Re: linux-next: PowerPC boot failures in next-20120521
From: David Rientjes <rientjes@google.com>
Date: 2012-05-22 02:25:06
Also in:
linux-next, lkml
On Tue, 22 May 2012, Michael Neuling wrote:
console [tty0] enabled
console [hvc0] enabled
pid_max: default: 32768 minimum: 301
Dentry cache hash table entries: 262144 (order: 5, 2097152 bytes)
Inode-cache hash table entries: 131072 (order: 4, 1048576 bytes)
Mount-cache hash table entries: 4096
Initializing cgroup subsys cpuacct
Initializing cgroup subsys devices
Initializing cgroup subsys freezer
POWER7 performance monitor hardware support registered
Unable to handle kernel paging request for data at address 0x00001388
Faulting instruction address: 0xc00000000014a070
Oops: Kernel access of bad area, sig: 11 [#1]
SMP NR_CPUS=1024 NUMA pSeries
Modules linked in:
NIP: c00000000014a070 LR: c0000000001978cc CTR: c0000000000b6870
REGS: c00000007e5836b0 TRAP: 0300 Tainted: G W (3.4.0-rc6-mikey)
MSR: 9000000000009032 <SF,HV,EE,ME,IR,DR,RI> CR: 28004022 XER: 02000000
SOFTE: 1
CFAR: 00000000000050fc
DAR: 0000000000001388, DSISR: 40000000
TASK = c00000007e560000[1] 'swapper/0' THREAD: c00000007e580000 CPU: 0
GPR00: 0000000000000000 c00000007e583930 c000000000c034d8 00000000000012d0
GPR04: 0000000000000000 0000000000001380 0000000000000000 0000000000000001
GPR08: c00000007e0dff60 0000000000000000 c000000000ca05a0 0000000000000000
GPR12: 0000000028004024 c00000000ff20000 0000000000000000 0000000000000000
GPR16: 0000000000000000 0000000000000000 0000000000000001 0000000000001380
GPR20: 0000000000000001 c000000000e14900 c000000000e148f0 0000000000000001
GPR24: c000000000c6f378 0000000000000000 0000000000001380 00000000000002aa
GPR28: 0000000000000000 0000000000000000 c000000000b576b0 c00000007e021200
NIP [c00000000014a070] .__alloc_pages_nodemask+0xd0/0x910
LR [c0000000001978cc] .new_slab+0xcc/0x3d0
Call Trace:
[c00000007e583930] [c00000007e5839c0] 0xc00000007e5839c0 (unreliable)
[c00000007e583ac0] [c0000000001978cc] .new_slab+0xcc/0x3d0
[c00000007e583b70] [c00000000072ae98] .__slab_alloc+0x38c/0x4f8
[c00000007e583cb0] [c000000000198190] .kmem_cache_alloc_node_trace+0x90/0x260
[c00000007e583d60] [c000000000a5a404] .numa_init+0x9c/0x188
[c00000007e583e00] [c00000000000aa30] .do_one_initcall+0x60/0x1e0
[c00000007e583ec0] [c000000000a40b60] .kernel_init+0x128/0x294
[c00000007e583f90] [c000000000020788] .kernel_thread+0x54/0x70
Instruction dump:
0b000000 eb1e8000 3b800000 801800a8 2f800000 409e001c 7860efe3 38000000
41820008 38000002 787c6fe2 7f9c0378 <e93a0008> 801800a4 3b600000 2fa90000
---[ end trace 31fd0ba7d8756002 ]---
Which seems to be this code in __alloc_pages_nodemask
---
/*
* Check the zones suitable for the gfp_mask contain at least one
* valid zone.

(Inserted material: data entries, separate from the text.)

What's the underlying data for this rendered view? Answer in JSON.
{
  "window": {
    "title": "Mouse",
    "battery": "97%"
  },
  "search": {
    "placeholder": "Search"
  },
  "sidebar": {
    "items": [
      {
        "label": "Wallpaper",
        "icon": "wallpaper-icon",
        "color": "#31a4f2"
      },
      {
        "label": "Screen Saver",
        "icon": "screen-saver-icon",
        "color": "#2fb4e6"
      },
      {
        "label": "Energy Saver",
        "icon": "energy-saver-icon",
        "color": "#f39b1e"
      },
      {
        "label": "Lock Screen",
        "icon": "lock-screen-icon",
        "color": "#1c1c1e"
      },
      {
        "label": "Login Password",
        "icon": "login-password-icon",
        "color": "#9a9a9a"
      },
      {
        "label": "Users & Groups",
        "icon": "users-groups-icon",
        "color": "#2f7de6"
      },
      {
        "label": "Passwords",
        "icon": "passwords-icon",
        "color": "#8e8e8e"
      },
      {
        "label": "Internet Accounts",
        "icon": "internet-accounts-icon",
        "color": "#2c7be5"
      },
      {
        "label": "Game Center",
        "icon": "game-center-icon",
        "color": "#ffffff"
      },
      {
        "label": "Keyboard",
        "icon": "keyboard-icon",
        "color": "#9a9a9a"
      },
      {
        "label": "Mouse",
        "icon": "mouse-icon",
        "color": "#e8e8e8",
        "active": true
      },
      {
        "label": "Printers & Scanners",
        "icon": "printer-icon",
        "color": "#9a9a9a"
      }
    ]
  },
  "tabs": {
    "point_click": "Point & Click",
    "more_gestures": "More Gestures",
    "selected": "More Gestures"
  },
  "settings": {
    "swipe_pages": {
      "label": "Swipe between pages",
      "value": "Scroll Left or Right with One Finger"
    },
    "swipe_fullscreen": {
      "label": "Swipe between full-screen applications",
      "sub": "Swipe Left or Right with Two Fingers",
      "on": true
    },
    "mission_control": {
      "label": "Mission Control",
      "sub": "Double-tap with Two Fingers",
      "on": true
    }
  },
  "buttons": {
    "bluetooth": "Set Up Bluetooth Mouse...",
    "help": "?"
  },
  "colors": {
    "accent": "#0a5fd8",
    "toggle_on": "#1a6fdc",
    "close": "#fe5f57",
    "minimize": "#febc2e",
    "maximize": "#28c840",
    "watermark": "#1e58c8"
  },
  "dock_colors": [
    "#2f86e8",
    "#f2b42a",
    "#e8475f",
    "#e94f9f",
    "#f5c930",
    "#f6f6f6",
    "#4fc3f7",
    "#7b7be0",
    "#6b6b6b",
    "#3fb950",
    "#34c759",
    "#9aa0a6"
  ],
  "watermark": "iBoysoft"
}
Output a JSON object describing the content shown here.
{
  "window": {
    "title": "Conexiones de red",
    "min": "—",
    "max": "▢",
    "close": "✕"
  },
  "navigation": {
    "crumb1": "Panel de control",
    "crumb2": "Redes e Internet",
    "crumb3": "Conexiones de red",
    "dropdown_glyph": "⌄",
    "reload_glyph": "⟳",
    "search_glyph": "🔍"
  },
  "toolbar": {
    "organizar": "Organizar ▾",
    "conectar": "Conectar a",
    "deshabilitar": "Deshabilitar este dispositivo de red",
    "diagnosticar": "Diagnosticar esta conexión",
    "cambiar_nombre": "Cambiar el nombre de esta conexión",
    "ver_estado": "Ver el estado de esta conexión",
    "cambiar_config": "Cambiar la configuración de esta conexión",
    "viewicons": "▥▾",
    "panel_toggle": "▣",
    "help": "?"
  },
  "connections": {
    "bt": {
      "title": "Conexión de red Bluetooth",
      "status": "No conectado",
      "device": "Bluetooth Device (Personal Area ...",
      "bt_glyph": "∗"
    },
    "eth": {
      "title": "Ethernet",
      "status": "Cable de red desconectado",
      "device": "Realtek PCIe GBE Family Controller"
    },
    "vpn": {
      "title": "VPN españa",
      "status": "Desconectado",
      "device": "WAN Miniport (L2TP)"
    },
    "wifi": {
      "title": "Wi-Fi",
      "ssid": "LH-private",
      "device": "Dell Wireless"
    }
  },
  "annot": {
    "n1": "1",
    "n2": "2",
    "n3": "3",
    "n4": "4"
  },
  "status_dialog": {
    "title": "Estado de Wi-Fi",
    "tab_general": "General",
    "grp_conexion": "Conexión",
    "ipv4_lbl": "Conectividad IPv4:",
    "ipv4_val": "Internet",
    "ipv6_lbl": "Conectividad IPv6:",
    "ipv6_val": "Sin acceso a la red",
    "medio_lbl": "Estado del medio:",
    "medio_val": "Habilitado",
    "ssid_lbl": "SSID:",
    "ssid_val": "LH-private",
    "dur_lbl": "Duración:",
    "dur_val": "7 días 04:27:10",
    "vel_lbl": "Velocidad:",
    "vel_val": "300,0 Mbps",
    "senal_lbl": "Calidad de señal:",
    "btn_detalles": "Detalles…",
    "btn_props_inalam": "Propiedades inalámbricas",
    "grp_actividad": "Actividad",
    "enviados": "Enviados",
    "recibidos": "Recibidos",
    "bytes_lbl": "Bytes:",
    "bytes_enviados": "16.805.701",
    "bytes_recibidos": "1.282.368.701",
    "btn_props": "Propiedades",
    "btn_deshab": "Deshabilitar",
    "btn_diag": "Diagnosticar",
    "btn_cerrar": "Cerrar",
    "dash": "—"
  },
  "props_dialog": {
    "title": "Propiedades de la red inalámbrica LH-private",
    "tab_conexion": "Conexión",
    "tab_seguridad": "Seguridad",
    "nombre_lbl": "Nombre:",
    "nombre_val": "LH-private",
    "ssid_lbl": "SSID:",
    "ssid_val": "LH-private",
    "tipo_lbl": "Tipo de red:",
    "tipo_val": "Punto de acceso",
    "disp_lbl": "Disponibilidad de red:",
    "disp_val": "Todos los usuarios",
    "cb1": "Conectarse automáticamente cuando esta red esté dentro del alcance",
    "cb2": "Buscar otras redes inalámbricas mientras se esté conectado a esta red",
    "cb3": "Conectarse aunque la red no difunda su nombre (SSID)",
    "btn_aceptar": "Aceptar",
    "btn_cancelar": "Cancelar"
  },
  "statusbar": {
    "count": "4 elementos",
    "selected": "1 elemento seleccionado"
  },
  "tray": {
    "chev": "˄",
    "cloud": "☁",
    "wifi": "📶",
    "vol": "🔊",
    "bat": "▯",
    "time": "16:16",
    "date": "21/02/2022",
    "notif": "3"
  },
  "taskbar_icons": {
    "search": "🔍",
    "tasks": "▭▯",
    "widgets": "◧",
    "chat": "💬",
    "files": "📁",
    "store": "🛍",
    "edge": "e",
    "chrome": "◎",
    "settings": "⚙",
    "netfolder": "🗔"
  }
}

It's possible to have an empty zonelist as a result
* of GFP_THISNODE and a memoryless node
*/
if (unlikely(!zonelist->_zonerefs->zone))
c00000000014a070: e9 3a 00 08 ld r9,8(r26)
---
r26 is coming from r5 which is the struct zonelist *zonelist parameter
to __alloc_pages_nodemask. Having 0000000000001380 in there is clearly
a bogus pointer.
Bisecting it points to b4cdf91668c27a5a6a5a3ed4234756c042dd8288
b4cdf91 sched/numa: Implement numa balancer
Trying David's patch just posted doesn't fix it.Hmm, what does CONFIG_DEBUG_VM say?